Case ID: ark_336/html/0377-01.html
Source: Caselaw Access Project
Author: {"author": "Per Curiam.", "license": "Public Domain", "url": "https://static.case.law/"}
Date Created: 2024-08-24T03:29:51.129683

STATE of Arkansas v. Robert A. ROBBINS
    CR 98-1394
    985 S.W.2d 296
    Supreme Court of Arkansas
    Opinion delivered February 11, 1999
    
      Mark Pryor, Att’y Gen., by: Todd L. Newton, Ass’t Att’y Gen., and Kelly K. Hill, Deputy Att’y Gen., for appellant.
    
      
      Val P. Price, for respondent.
   Per Curiam.

By per curiam order entered on December 11, 11, 1998, this court affirmed the trial court’s finding that Respondent Robert A. Robbins knowingly and intelligently waived his right to appeal his capital murder conviction and death sentence. State v. Robbins, 335 Ark. 380, 985 S.W.2d 293 (1998).
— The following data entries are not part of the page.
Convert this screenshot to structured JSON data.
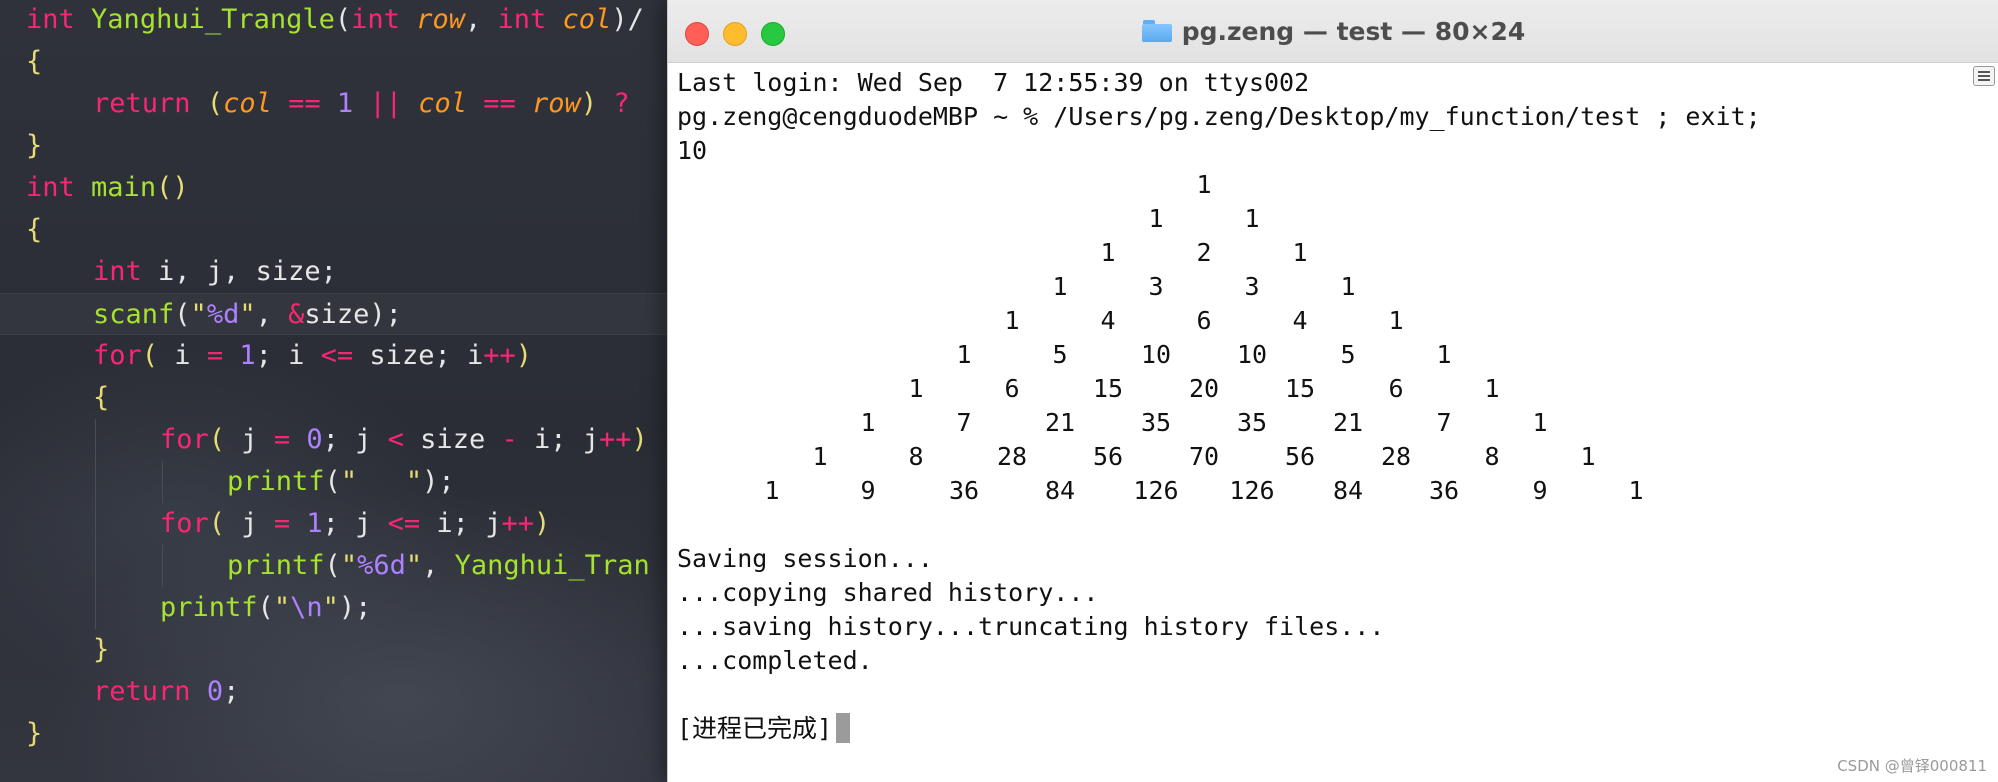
{
  "editor": {
    "lines": [
      {
        "indent": 0,
        "tokens": [
          [
            "kw",
            "int"
          ],
          [
            "pl",
            " "
          ],
          [
            "fn",
            "Yanghui_Trangle"
          ],
          [
            "pl",
            "("
          ],
          [
            "tp",
            "int"
          ],
          [
            "pl",
            " "
          ],
          [
            "par",
            "row"
          ],
          [
            "pl",
            ", "
          ],
          [
            "tp",
            "int"
          ],
          [
            "pl",
            " "
          ],
          [
            "par",
            "col"
          ],
          [
            "pl",
            ")/"
          ]
        ]
      },
      {
        "indent": 0,
        "tokens": [
          [
            "str",
            "{"
          ]
        ]
      },
      {
        "indent": 1,
        "tokens": [
          [
            "kw",
            "return"
          ],
          [
            "pl",
            " "
          ],
          [
            "str",
            "("
          ],
          [
            "par",
            "col"
          ],
          [
            "pl",
            " "
          ],
          [
            "op",
            "=="
          ],
          [
            "pl",
            " "
          ],
          [
            "num",
            "1"
          ],
          [
            "pl",
            " "
          ],
          [
            "op",
            "||"
          ],
          [
            "pl",
            " "
          ],
          [
            "par",
            "col"
          ],
          [
            "pl",
            " "
          ],
          [
            "op",
            "=="
          ],
          [
            "pl",
            " "
          ],
          [
            "par",
            "row"
          ],
          [
            "str",
            ")"
          ],
          [
            "pl",
            " "
          ],
          [
            "op",
            "?"
          ]
        ]
      },
      {
        "indent": 0,
        "tokens": [
          [
            "str",
            "}"
          ]
        ]
      },
      {
        "indent": 0,
        "tokens": [
          [
            "kw",
            "int"
          ],
          [
            "pl",
            " "
          ],
          [
            "fn",
            "main"
          ],
          [
            "str",
            "()"
          ]
        ]
      },
      {
        "indent": 0,
        "tokens": [
          [
            "str",
            "{"
          ]
        ]
      },
      {
        "indent": 1,
        "tokens": [
          [
            "kw",
            "int"
          ],
          [
            "pl",
            " i, j, size;"
          ]
        ]
      },
      {
        "indent": 1,
        "current": true,
        "tokens": [
          [
            "fn",
            "scanf"
          ],
          [
            "pl",
            "("
          ],
          [
            "str",
            "\""
          ],
          [
            "esc",
            "%d"
          ],
          [
            "str",
            "\""
          ],
          [
            "pl",
            ", "
          ],
          [
            "op",
            "&"
          ],
          [
            "pl",
            "size);"
          ]
        ]
      },
      {
        "indent": 1,
        "tokens": [
          [
            "kw",
            "for"
          ],
          [
            "str",
            "("
          ],
          [
            "pl",
            " i "
          ],
          [
            "op",
            "="
          ],
          [
            "pl",
            " "
          ],
          [
            "num",
            "1"
          ],
          [
            "pl",
            "; i "
          ],
          [
            "op",
            "<="
          ],
          [
            "pl",
            " size; i"
          ],
          [
            "op",
            "++"
          ],
          [
            "str",
            ")"
          ]
        ]
      },
      {
        "indent": 1,
        "tokens": [
          [
            "str",
            "{"
          ]
        ]
      },
      {
        "indent": 2,
        "tokens": [
          [
            "kw",
            "for"
          ],
          [
            "str",
            "("
          ],
          [
            "pl",
            " j "
          ],
          [
            "op",
            "="
          ],
          [
            "pl",
            " "
          ],
          [
            "num",
            "0"
          ],
          [
            "pl",
            "; j "
          ],
          [
            "op",
            "<"
          ],
          [
            "pl",
            " size "
          ],
          [
            "op",
            "-"
          ],
          [
            "pl",
            " i; j"
          ],
          [
            "op",
            "++"
          ],
          [
            "str",
            ")"
          ]
        ]
      },
      {
        "indent": 3,
        "tokens": [
          [
            "fn",
            "printf"
          ],
          [
            "pl",
            "("
          ],
          [
            "str",
            "\"   \""
          ],
          [
            "pl",
            ");"
          ]
        ]
      },
      {
        "indent": 2,
        "tokens": [
          [
            "kw",
            "for"
          ],
          [
            "str",
            "("
          ],
          [
            "pl",
            " j "
          ],
          [
            "op",
            "="
          ],
          [
            "pl",
            " "
          ],
          [
            "num",
            "1"
          ],
          [
            "pl",
            "; j "
          ],
          [
            "op",
            "<="
          ],
          [
            "pl",
            " i; j"
          ],
          [
            "op",
            "++"
          ],
          [
            "str",
            ")"
          ]
        ]
      },
      {
        "indent": 3,
        "tokens": [
          [
            "fn",
            "printf"
          ],
          [
            "pl",
            "("
          ],
          [
            "str",
            "\""
          ],
          [
            "esc",
            "%6d"
          ],
          [
            "str",
            "\""
          ],
          [
            "pl",
            ", "
          ],
          [
            "fn",
            "Yanghui_Tran"
          ]
        ]
      },
      {
        "indent": 2,
        "tokens": [
          [
            "fn",
            "printf"
          ],
          [
            "pl",
            "("
          ],
          [
            "str",
            "\""
          ],
          [
            "esc",
            "\\n"
          ],
          [
            "str",
            "\""
          ],
          [
            "pl",
            ");"
          ]
        ]
      },
      {
        "indent": 1,
        "tokens": [
          [
            "str",
            "}"
          ]
        ]
      },
      {
        "indent": 1,
        "tokens": [
          [
            "kw",
            "return"
          ],
          [
            "pl",
            " "
          ],
          [
            "num",
            "0"
          ],
          [
            "pl",
            ";"
          ]
        ]
      },
      {
        "indent": 0,
        "tokens": [
          [
            "str",
            "}"
          ]
        ]
      }
    ]
  },
  "terminal": {
    "title": "pg.zeng — test — 80×24",
    "title_icon": "folder-icon",
    "last_login": "Last login: Wed Sep  7 12:55:39 on ttys002",
    "prompt": "pg.zeng@cengduodeMBP ~ % /Users/pg.zeng/Desktop/my_function/test ; exit;",
    "input_value": "10",
    "triangle_rows": [
      [
        1
      ],
      [
        1,
        1
      ],
      [
        1,
        2,
        1
      ],
      [
        1,
        3,
        3,
        1
      ],
      [
        1,
        4,
        6,
        4,
        1
      ],
      [
        1,
        5,
        10,
        10,
        5,
        1
      ],
      [
        1,
        6,
        15,
        20,
        15,
        6,
        1
      ],
      [
        1,
        7,
        21,
        35,
        35,
        21,
        7,
        1
      ],
      [
        1,
        8,
        28,
        56,
        70,
        56,
        28,
        8,
        1
      ],
      [
        1,
        9,
        36,
        84,
        126,
        126,
        84,
        36,
        9,
        1
      ]
    ],
    "session_lines": [
      "Saving session...",
      "...copying shared history...",
      "...saving history...truncating history files...",
      "...completed."
    ],
    "completion": "[进程已完成]"
  },
  "watermark": "CSDN @曾铎000811",
  "colors": {
    "editor_bg": "#2a2d35",
    "terminal_bg": "#ffffff",
    "keyword": "#f92672",
    "function": "#a6e22e",
    "string": "#e6db74",
    "number": "#ae81ff",
    "param": "#fd971f",
    "close": "#ff5f57",
    "minimize": "#febc2e",
    "maximize": "#28c840"
  }
}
We directed the trial court to conduct a hearing pursuant to Rule 37.5 of the Arkansas Rules of Criminal Procedure within twenty-one days of the mandate. Id. We also directed the trial court to issue findings and to return the court’s transcript and findings to this court for final review. Id.

The trial court conducted the hearing pursuant to Rule 37.5 on December 17, 1998, and issued its findings on December 17, 1998. The transcript of the hearing, included the trial court’s findings, was filed with this court on December 21, 1998. On December 22, 1998, the State filed a motion for review and a motion to dissolve stay of execution. We granted the State’s motions on January 14, 1999, and issued the mandate on the same day.

The State has now filed a motion for clarification on January 21, 1999, in which it seeks clarification with regard to this court’s order entered on January 14, 1999. Specifically, the State wants to know whether additional findings will be entered by this court before the State seeks an execution date. In accordance with our December 11, 1998, per curiam order, and in response to the State’s motion for review and motion to dissolve stay of execution filed on December 22, 1998, this court made its final review of the trial court’s transcript and findings before it granted the State’s motions on January 14, 1999. To the extent that there may be any question about what we meant when we granted the State’s motions on January 14, 1999, the trial court’s findings have been fully and finally reviewed by this court and the stay of execution was dissolved upon issuance of the mandate on January 14, 1999. When we granted the State’s motion for review and motion to dissolve stay of execution on January 14, 1999, we implicitly upheld the trial' court’s finding that Mr. Robbins knowingly and intelligently waived his right to appointment of an attorney under Rule 37.5.